Le solde des régimes de retraite, ou du futur régime universel, permettrait alors de vérifier que le principe de base d’un régime par répartition – le montant total des pensions est égal au montant total des cotisations – est respecté. S’il ne l’était pas, un ajustement des cotisations ou des prestations serait nécessaire. Cette appréciation de l’équilibre des régimes devrait tenir compte de l’impact des fluctuations de l’activité économique sur les cotisations et donc porter plutôt sur le solde structurel. Dans ces conditions, les régimes de retraite ne devraient pas être durablement endettés de manière significative.
S’agissant de l’assurance chômage, ce mode de fonctionnement suppose un retour en arrière par rapport à l’évolution récente vers un système beveridgien (extension aux non-salariés, dégressivité des indemnités…) financé par l’impôt. Si cette évolution est confirmée, les indemnités de chômage devraient être financées par l’impôt comme les prestations familiales ou d’assurance maladie.

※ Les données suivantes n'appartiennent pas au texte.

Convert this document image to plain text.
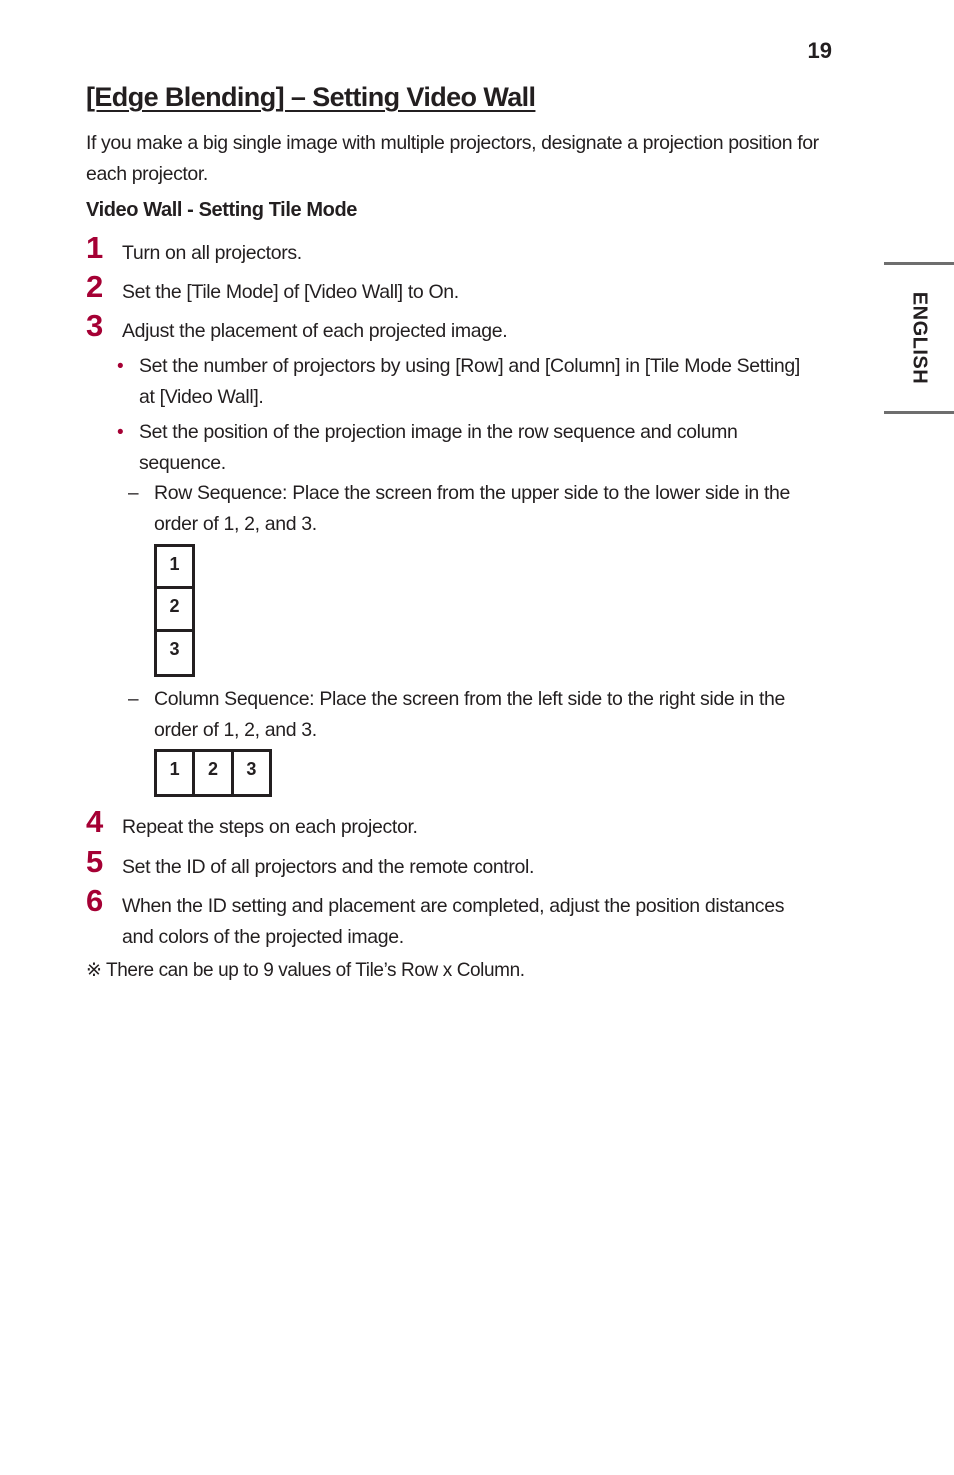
19
ENGLISH
[Edge Blending] – Setting Video Wall

If you make a big single image with multiple projectors, designate a projection position for each projector.

Video Wall - Setting Tile Mode
1 Turn on all projectors.
2 Set the [Tile Mode] of [Video Wall] to On.
3 Adjust the placement of each projected image.
• Set the number of projectors by using [Row] and [Column] in [Tile Mode Setting] at [Video Wall].
• Set the position of the projection image in the row sequence and column sequence.
– Row Sequence: Place the screen from the upper side to the lower side in the order of 1, 2, and 3.
1
2
3
– Column Sequence: Place the screen from the left side to the right side in the order of 1, 2, and 3.
1	2	3
4 Repeat the steps on each projector.
5 Set the ID of all projectors and the remote control.
6 When the ID setting and placement are completed, adjust the position distances and colors of the projected image.

※ There can be up to 9 values of Tile’s Row x Column.
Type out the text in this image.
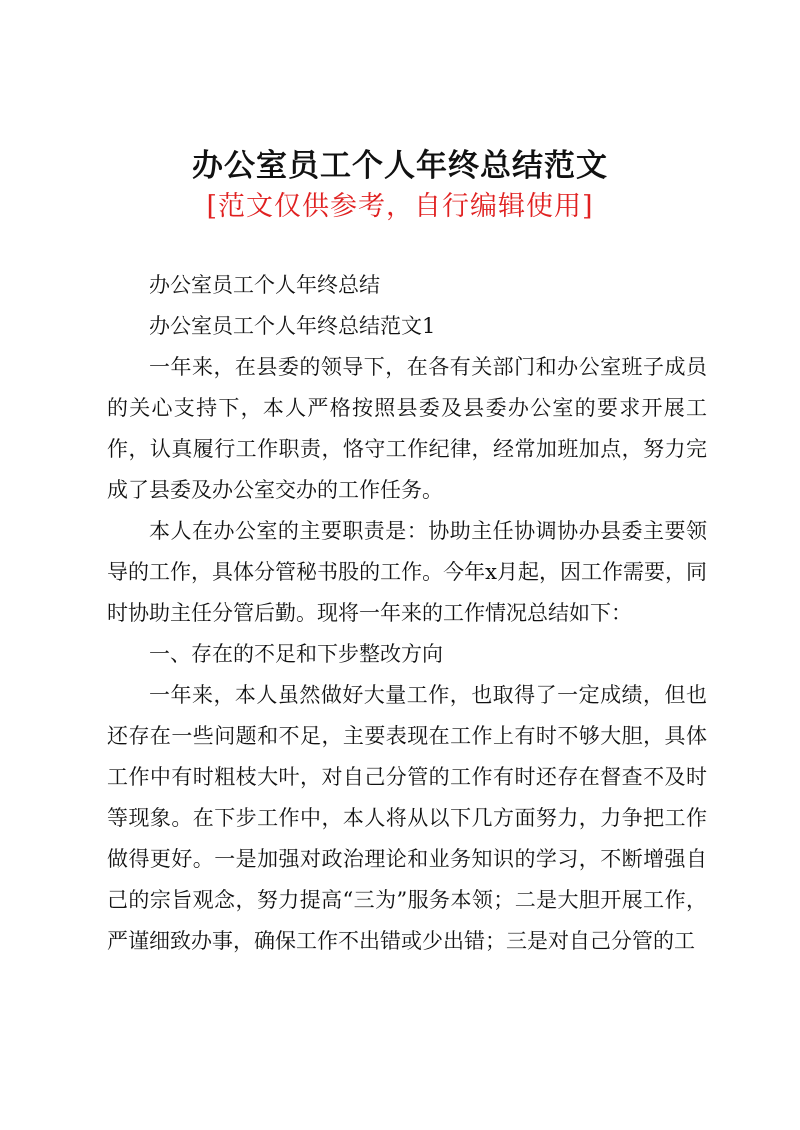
办公室员工个人年终总结范文
[范文仅供参考，自行编辑使用]

办公室员工个人年终总结

办公室员工个人年终总结范文1

一年来，在县委的领导下，在各有关部门和办公室班子成员的关心支持下，本人严格按照县委及县委办公室的要求开展工作，认真履行工作职责，恪守工作纪律，经常加班加点，努力完成了县委及办公室交办的工作任务。

本人在办公室的主要职责是：协助主任协调协办县委主要领导的工作，具体分管秘书股的工作。今年x月起，因工作需要，同时协助主任分管后勤。现将一年来的工作情况总结如下：

一、存在的不足和下步整改方向

一年来，本人虽然做好大量工作，也取得了一定成绩，但也还存在一些问题和不足，主要表现在工作上有时不够大胆，具体工作中有时粗枝大叶，对自己分管的工作有时还存在督查不及时等现象。在下步工作中，本人将从以下几方面努力，力争把工作做得更好。一是加强对政治理论和业务知识的学习，不断增强自己的宗旨观念，努力提高“三为”服务本领；二是大胆开展工作，严谨细致办事，确保工作不出错或少出错；三是对自己分管的工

4)Créer un véritable fonds de solidarité vieillesse
Les pensions de la plupart des retraités ont une composante qui relève de la solidarité : majorations en fonction du nombre d’enfants, pension minimale, part de la pension correspondant à des trimestres validés alors qu’il n’y a pas eu de cotisation (chômage…), pension versée avant l’âge minimal en raison de l’exercice de métiers pénibles etc.
Les pensions devront toujours faire l’objet d’un virement unique de la caisse concernée à leurs bénéficiaires, mais il faudrait que l’information donnée aux retraités distinguent la part qui relève de l’assurance, correspondant au principe selon lequel chaque euro de cotisation donne droit à la même pension dans le futur système universel, et la part qui relève de la solidarité.
Les comptes des caisses devraient comporter deux sections : une section d’assurance où seraient enregistrées les cotisations et les prestations auxquelles elles donnent droit ; un fonds de solidarité qui aurait pour recettes des dotations de l’Etat, ou des impôts affectés, et pour dépenses les éléments de solidarité des pensions.
Les cotisations de retraite font l’objet d’allègements ciblés sur les bas salaires mais ces allègements ne réduisent pas les droits à pension, calculés sur la base des salaires bruts, ce qui relève d’une logique de solidarité. La part des pensions qui correspond ainsi à des salaires n’ayant pas donné lieu à cotisation du fait de ces allégements devrait être financée par le fonds de solidarité.
Dans le futur système universel, le fonds de solidarité achèterait des points qui s’ajouteraient à ceux auxquels donnent droit les cotisations. Ces achats viendraient en dépenses du fonds de solidarité et en recettes de la section d’assurance qui elle-même verserait l’intégralité de chaque pension.
Ce fonds de solidarité serait beaucoup plus étendu que l’actuel FSV qui ne finance qu’une petite partie de la composante solidaire des pensions.
ANNEXE : les impôts affectés à la protection sociale en 2019
Source : rapport annexé au projet de loi de finances pour 2019.
[1] La CADES reçoit des recettes fiscales, notamment la CRDS, pour financer à la fois le remboursement du capital et les intérêts de sa dette. Or si les intérêts sont des dépenses qui réduisent son solde en comptabilité nationale, ce n’est pas le cas du remboursement du capital qui est une opération financière directement inscrite dans les comptes de patrimoine.
[2] Hors pensions de réversion.
[3] Il ne fait pas apparaitre l’affectation de fractions de la TVA et de la taxe sur les salaires à l’Unédic et à l’Agirc-Arrco par l’intermédiaire de l’ACOSS en contrepartie des baisses de leurs cotisations sur les bas salaires venant en remplacement de la suppression du CICE.
[4] Exonération qui devrait être reconduite au vu des annonces du Gouvernement d’avril 2019.
[5] Les salariés acceptant de moindres hausses de leurs salaires bruts en contrepartie de ce salaire différé.